8.1.1. 端面溝入れで干渉に対する解決法
端面溝入れ加工においては、端面に溝を入れることにより溝の側面はRになります。最初に溝入れする径(下図参照)に最も注意しなければなりません。
9. 突っ切り加工とは
旋盤における突っ切り加工は生産性を上げるためには必須の工程です。
ワンチャックで複雑な加工もでき、工程を減らすことが可能です。なので工程次第では、非常に効率は良いです。
9.1 突っ切り加工の工具選定
突っ切り加工において、適切な工具の選定は重要です。特に、シャフトの径に対する工具の選び方には注意が必要です。例えば、シャフトの径がφ40の場合、加工可能な溝入れ長さは20㎜以上が求められます。これは、選定した工具が十分な長さを持ち、中心の深さまで溝を切削することにより突っ切り加工が出来ます。
スティック型のバイトは深い溝を入れれます。
9.2 突っ切り加工の注意点
・中心付近(切り落とす前)では送りと切削速度を50パーセントほど遅くします。
・深い溝を入れなければならないので、溝幅を広い工具を選定します。しかし工作物と刃物の接触面が多くなり、ビビりやすくなります。
その場合は刃先の心高を少し高く(0.2mm以下)します。
・突っ切り加工はびびり易いので、図3のように角度の付いた工具を選択するのも有効です。

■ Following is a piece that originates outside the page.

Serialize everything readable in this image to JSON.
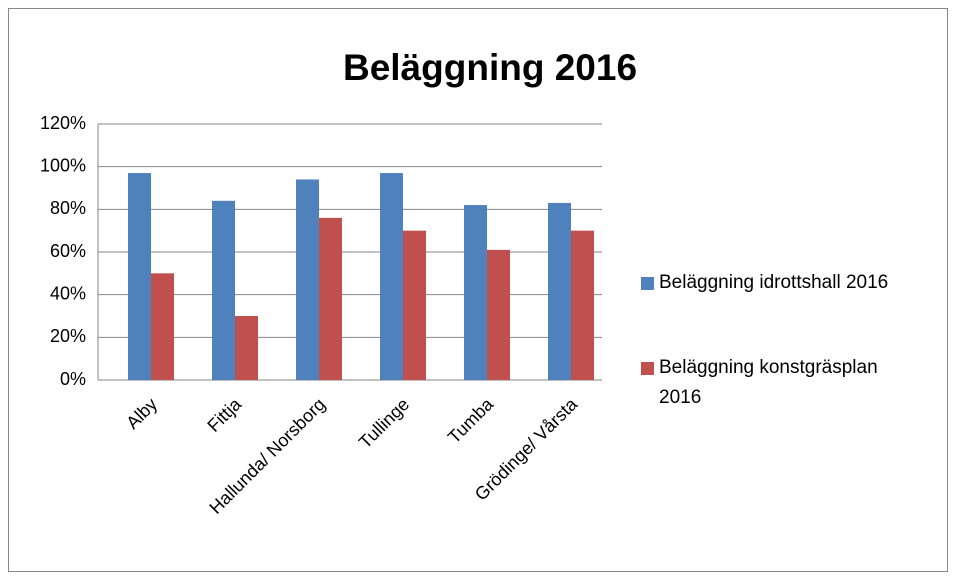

その際、直進性(まっすぐ進む)が悪くなるので送りを少し遅くします。
突っ切りするときに残り0.5ミリくらい残してプラスティックハンマーで軽く叩いて切り落とします。
まとめ
1. 溝入れ加工について:
- 溝入れは機械加工において重要であり、軸受けやシャフトに溝を入れることで製品の性能や寿命向上が可能です。
- 具体的な溝入れの例として、Oリング溝、スナップリング溝、ねじ逃がし溝、V溝、アリ溝などが挙げられています。
2. 溝入れ加工の難しさと注意点:
- 溝入れは難易度が高く、切削力が大きくなるため、トラブルが起こりやすいです。
- バイトの剛性や工具の熱対策が重要であり、切削液の使用も推奨します。
3. 溝入れ加工の手順:
- 溝入れ工具とチップの適切な選定が必要です。
- 基本的には、荒加工と仕上げ加工の工程を分けて行うことが一般的です。
4.端面の溝入れ
- 端面の溝入れには干渉を注意する
5. 突っ切り加工について:
- 突っ切り加工では、適切な工具の選定が必要で、中心の深さまで溝を切削できる工具を選びます。
- 切削速度や送りに注意し、中心付近では注意が必要です。
- 溝の幅が広いほどビビりが起きやすいため、注意が必要です。
- 角度の付いた工具を使用することでビビりを軽減できます。
6. 突っ切り時の切り落としテクニック:
- 切り落としの際には残り0.5ミリ程度残し、プラスティックハンマーで軽く叩いて切り落とす.
- 中心付近(切り落とす前)では送りと切削速度を50パーセントほど遅くします。